Polícia Federal investiga ataque hacker ao sistema da Defesa Civil
Invasão disparou alertas falsos para 30 milhões de pessoas; governo suspendeu a plataforma para auditoria enquanto investiga a autoria do ataque.
Pontos principais
- A plataforma 'Defesa Civil Alerta' foi invadida, disparando dez mensagens falsas via Cell Broadcast e SMS.
- O ataque atingiu cerca de 30 milhões de usuários de telefonia móvel em oito estados e no Distrito Federal.
- As notificações continham termos como 'misantropia' e 'invasão alienígena', gerando um pico de buscas pelo termo na internet.
- O secretário Nacional de Defesa Civil, Wolnei Wolff, confirmou que a origem inicial do acesso ocorreu no Paraná.
- Um perfil na rede social X reivindicou a autoria dos disparos, mas teve suas postagens removidas pela plataforma.
- Especialistas indicam que a invasão pode ter ocorrido por credenciais vazadas e ausência de autenticação de dois fatores.
- O governo suspendeu o sistema preventivamente para auditorias, troca de senhas e reforço de segurança.
- Defesas Civis estaduais confirmaram que não houve qualquer situação real de perigo durante o disparo das mensagens.
- A Anatel esclareceu que os alertas não passaram pelos canais oficiais da plataforma técnica operada pela ABR Telecom.
A Polícia Federal segue investigando a invasão ao sistema 'Defesa Civil Alerta', que resultou no envio de 10 alertas falsos para cerca de 30 milhões de brasileiros entre a noite de sexta-feira e a madrugada de sábado.
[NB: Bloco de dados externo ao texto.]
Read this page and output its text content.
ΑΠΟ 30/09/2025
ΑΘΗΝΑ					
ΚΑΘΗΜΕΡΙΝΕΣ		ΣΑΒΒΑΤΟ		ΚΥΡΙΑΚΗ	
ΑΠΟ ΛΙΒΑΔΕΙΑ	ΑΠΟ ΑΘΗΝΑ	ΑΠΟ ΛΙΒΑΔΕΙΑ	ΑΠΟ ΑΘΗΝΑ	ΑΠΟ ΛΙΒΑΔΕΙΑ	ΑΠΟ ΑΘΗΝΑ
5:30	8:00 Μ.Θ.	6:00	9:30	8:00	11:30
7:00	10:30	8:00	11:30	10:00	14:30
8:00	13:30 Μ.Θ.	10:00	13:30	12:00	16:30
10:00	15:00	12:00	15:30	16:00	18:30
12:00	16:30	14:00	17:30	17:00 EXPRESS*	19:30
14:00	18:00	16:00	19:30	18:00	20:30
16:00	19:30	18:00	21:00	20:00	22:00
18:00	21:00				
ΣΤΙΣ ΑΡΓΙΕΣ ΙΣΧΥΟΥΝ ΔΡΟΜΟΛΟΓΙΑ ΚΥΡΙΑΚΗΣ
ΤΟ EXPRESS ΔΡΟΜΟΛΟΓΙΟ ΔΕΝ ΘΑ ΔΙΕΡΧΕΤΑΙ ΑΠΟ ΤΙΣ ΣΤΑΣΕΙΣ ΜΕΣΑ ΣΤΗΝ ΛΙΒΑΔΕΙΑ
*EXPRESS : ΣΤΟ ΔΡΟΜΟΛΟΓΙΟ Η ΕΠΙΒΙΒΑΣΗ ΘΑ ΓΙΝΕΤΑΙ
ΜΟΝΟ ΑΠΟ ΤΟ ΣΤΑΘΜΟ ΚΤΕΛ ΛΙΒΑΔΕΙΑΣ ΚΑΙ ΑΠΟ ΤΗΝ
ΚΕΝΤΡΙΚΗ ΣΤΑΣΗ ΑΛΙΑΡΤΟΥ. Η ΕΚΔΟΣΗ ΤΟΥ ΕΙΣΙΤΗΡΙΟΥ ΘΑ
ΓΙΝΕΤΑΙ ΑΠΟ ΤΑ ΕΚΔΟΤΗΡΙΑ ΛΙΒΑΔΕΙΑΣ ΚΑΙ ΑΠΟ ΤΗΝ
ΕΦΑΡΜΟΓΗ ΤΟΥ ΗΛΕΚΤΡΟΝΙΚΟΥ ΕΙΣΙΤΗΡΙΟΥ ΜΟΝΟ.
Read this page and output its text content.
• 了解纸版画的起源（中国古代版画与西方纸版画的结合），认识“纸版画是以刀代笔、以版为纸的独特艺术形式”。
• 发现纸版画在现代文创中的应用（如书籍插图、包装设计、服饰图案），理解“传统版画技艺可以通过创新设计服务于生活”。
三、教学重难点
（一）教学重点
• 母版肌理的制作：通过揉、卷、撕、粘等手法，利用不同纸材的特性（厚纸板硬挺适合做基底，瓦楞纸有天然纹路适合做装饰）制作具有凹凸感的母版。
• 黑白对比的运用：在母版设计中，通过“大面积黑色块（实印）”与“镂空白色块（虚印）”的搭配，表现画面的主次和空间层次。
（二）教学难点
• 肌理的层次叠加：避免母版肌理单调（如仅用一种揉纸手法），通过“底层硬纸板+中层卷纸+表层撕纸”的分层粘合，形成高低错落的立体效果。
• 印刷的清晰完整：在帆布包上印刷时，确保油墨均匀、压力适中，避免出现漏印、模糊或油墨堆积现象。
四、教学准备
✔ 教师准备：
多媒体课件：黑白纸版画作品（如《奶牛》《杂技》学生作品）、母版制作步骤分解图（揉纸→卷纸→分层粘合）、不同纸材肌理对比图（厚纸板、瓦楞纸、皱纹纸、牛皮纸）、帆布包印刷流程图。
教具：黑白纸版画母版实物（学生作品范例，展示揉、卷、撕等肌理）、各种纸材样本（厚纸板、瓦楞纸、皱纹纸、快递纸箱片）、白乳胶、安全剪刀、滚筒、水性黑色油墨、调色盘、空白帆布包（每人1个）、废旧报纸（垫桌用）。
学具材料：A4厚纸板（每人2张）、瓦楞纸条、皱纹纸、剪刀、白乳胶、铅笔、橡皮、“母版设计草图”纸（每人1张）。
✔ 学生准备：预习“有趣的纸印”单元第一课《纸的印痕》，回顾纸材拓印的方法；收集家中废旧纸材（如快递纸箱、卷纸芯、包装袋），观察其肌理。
O secretário Nacional de Defesa Civil, Wolnei Wolff, confirmou que a primeira notificação indevida teve origem no Paraná, levando o Ministério da Integração a suspender a plataforma preventivamente. O incidente envolveu o disparo de mensagens via Cell Broadcast e SMS contendo termos como 'misantropia' e 'invasão alienígena'. Defesas Civis estaduais reforçaram que não houve qualquer situação real de perigo, tranquilizando a população enquanto a investigação preliminar apura a autoria do ataque.
Especialistas em cibersegurança apontam que a falha pode ter sido causada pelo comprometimento de credenciais de acesso e pela falta de autenticação de dois fatores no sistema, que deveria ter acesso restrito a pessoal treinado. A Anatel informou que os alertas não passaram pelos canais oficiais da plataforma técnica operada pela ABR Telecom, reforçando a necessidade de auditorias rigorosas. Apesar da falha, a agência reafirmou a importância da tecnologia Cell Broadcast para a prevenção de desastres, visto que permite o envio de alertas de nível extremo sem a necessidade de cadastro prévio ou conexão Wi-Fi por parte dos usuários.
O governo federal trabalha no desenvolvimento de uma nova versão do sistema, visando corrigir vulnerabilidades técnicas, implementar protocolos de segurança mais robustos e garantir a confiabilidade do serviço de alertas à população contra futuras invasões. A Polícia Federal foi formalmente acionada para conduzir a investigação, buscando rastrear a origem da invasão, verificar se houve a participação de mais de um autor e responsabilizar os envolvidos pelo incidente que causou alarme em grande parte da população brasileira.